The characteristics of the Mars Express mission did not allow it to carry much fuel. "To compensate for this, we worked with ESA's mission analysis groups to design a mission that would operate in an elliptical orbit, with the satellite flying at an altitude of between 250 and 10,000 km, enabling both high-resolution observations and a more global view. However, we gave ourselves some flexibility in the final choice of orbit by creating a satellite compatible with aerobraking techniques, i.e. using the atmosphere to slow the satellite down." This technique allows the satellite's orbit to be modified without changing anything, and was later successfully used on Venus Express.

"The Mars Express mission required strong manoeuvrability with a fairly powerful engine, firstly for insertion around Mars and then for comparatively rapid acquisition of the working orbit. To achieve this, it was necessary to develop configurations with the panels deployed that could withstand the high thrusts adapted to this engine. This knowledge was used with JUICE [editor's note: mission to Jupiter] to define the orientation of the panels, so we knew directly what the right positions were. With Mars Express, we gained technical building blocks and ways of doing things that can be adapted to other satellites.”

Finally,a real problem of autonomy was faced with Mars Express due to the delay between sending a command from Earth to the satellite and its response. "During this lapse of time, which can be as long as 40 minutes each way, the satellite may have changed configuration, so we had to implement a strategy for autonomous satellite operations that would allow it to disregard a bad command from the ground due to a change in onboard conditions. The delay is exacerbated on a mission like JUICE, with a delay of more than 90 minutes. The experience on Mars Express enabled us to anticipate this behaviour and better understand the level of autonomy that needed to be built into the satellite.”

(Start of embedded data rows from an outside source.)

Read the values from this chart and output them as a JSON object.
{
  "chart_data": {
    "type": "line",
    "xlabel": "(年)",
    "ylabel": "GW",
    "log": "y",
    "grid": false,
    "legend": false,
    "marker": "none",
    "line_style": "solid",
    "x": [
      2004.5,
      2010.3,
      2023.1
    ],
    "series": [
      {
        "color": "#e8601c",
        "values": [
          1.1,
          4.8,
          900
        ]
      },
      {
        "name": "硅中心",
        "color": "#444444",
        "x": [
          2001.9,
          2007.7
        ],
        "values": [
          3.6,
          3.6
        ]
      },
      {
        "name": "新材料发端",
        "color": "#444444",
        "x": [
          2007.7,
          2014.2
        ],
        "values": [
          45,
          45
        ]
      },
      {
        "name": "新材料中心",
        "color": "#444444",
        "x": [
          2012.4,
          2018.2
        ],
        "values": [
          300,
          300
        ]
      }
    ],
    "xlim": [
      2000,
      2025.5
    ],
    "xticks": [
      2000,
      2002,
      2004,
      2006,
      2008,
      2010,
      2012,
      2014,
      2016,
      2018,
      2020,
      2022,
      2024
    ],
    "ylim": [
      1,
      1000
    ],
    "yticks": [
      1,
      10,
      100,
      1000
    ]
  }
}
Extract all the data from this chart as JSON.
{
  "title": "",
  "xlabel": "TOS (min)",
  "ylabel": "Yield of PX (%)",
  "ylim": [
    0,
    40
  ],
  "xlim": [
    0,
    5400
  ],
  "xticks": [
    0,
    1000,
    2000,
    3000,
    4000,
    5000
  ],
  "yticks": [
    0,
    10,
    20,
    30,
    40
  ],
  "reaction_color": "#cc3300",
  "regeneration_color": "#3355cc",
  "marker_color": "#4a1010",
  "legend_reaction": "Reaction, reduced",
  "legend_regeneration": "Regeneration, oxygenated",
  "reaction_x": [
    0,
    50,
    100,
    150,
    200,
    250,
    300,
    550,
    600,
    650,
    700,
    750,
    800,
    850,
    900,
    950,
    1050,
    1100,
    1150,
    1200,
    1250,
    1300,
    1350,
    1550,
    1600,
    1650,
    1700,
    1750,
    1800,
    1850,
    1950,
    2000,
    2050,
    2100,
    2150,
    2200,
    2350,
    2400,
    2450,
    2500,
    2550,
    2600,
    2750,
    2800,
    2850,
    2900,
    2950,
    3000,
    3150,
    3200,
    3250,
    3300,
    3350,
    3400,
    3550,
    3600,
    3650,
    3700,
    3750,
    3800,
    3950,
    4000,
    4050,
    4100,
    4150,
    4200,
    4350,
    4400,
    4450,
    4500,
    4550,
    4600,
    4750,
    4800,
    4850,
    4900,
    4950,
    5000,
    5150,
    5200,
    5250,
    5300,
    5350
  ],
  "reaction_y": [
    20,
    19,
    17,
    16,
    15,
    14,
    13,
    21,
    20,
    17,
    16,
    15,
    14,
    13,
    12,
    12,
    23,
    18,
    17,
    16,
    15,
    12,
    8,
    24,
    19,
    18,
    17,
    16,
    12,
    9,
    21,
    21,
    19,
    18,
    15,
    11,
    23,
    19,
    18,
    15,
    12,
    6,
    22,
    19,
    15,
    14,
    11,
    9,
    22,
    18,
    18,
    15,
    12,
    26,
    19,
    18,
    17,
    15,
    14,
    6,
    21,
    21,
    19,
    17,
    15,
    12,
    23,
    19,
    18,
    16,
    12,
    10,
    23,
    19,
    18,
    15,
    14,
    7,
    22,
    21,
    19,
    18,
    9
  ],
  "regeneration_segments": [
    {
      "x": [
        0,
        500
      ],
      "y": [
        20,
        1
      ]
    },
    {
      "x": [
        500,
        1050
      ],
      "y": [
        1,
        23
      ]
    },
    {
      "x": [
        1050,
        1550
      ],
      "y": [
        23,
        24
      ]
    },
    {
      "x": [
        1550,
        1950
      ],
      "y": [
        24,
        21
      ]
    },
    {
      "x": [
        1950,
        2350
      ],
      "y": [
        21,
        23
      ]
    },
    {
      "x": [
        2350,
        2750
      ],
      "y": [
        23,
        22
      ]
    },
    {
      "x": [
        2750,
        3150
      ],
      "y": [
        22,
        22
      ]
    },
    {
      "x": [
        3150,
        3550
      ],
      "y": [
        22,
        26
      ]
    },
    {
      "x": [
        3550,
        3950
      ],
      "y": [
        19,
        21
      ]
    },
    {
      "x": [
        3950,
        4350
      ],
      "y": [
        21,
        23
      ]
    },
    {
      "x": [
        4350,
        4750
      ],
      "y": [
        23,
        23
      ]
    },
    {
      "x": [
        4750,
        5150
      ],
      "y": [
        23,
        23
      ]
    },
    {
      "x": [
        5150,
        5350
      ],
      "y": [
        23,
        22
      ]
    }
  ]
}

Studying Mars to understand the Earth and its evolution

The data from Mars Express enables scientists to carry out comparative planetology. For example, Mars initially had oceans and an atmosphere, and understanding their disappearance provides clues about the future evolution of the Earth.

As Frédéric explains: "If we compare it with Venus, we can see that the change in its atmosphere seems to be the result of a runaway climate, with temperatures now reaching an unbearable 400°C. This raises questions about the climate change we are seeing on Earth today."

Understanding the history of the planets, the evolution of their climate and their atmosphere will enable us to calculate terrestrial climate models and develop new ones. With the answers we will learn more about the origin of the Earth and be able to model its evolution.

This sweeping view along a rusty red ridge and into a crater showcases the exquisite beauty of icy, layered terrain in the south polar region on Mars. © ESA/DLR/FU Berlin


Preparing for the next Mars missions: ExoMars and ERO

Mars today is home to more spacecraft, orbiters, landers and rovers than any planet outside Earth. The increasing amount and precision of data on the surface and Mars is making it possible to identify landing zones and help in the decision-making process for future spacecraft bound for the planet.

"Mars Express, as a rendezvous mission i.e. orbiting the planet, has made it possible to look at the most interesting areas for landers. The data on the surface will also be used for future rover missions," says Frédéric.

Airbus continues to play a major role in future missions to Mars with ExoMars and Earth Return Orbiter (ERO).

Built by Airbus Defence and Space, theExoMars rover - named Rosalind Franklin - is Europe's first rover mission to the Red Planet. Scheduled for launch in 2028, its aim is to search for evidence of past or present life on Mars - equipped with a drill capable of going 2 metres below the surface - and to help better understand the history of water on the planet.

Testing theExoMars rover in our Mars yard in Stevenage © Airbus


The other exceptional mission for Airbus will be theEarth Return Orbiter (ERO) as part of the Mars Sample Return campaign, which will collect samples in Martian orbit and be the very first spacecraft to return samples to Earth.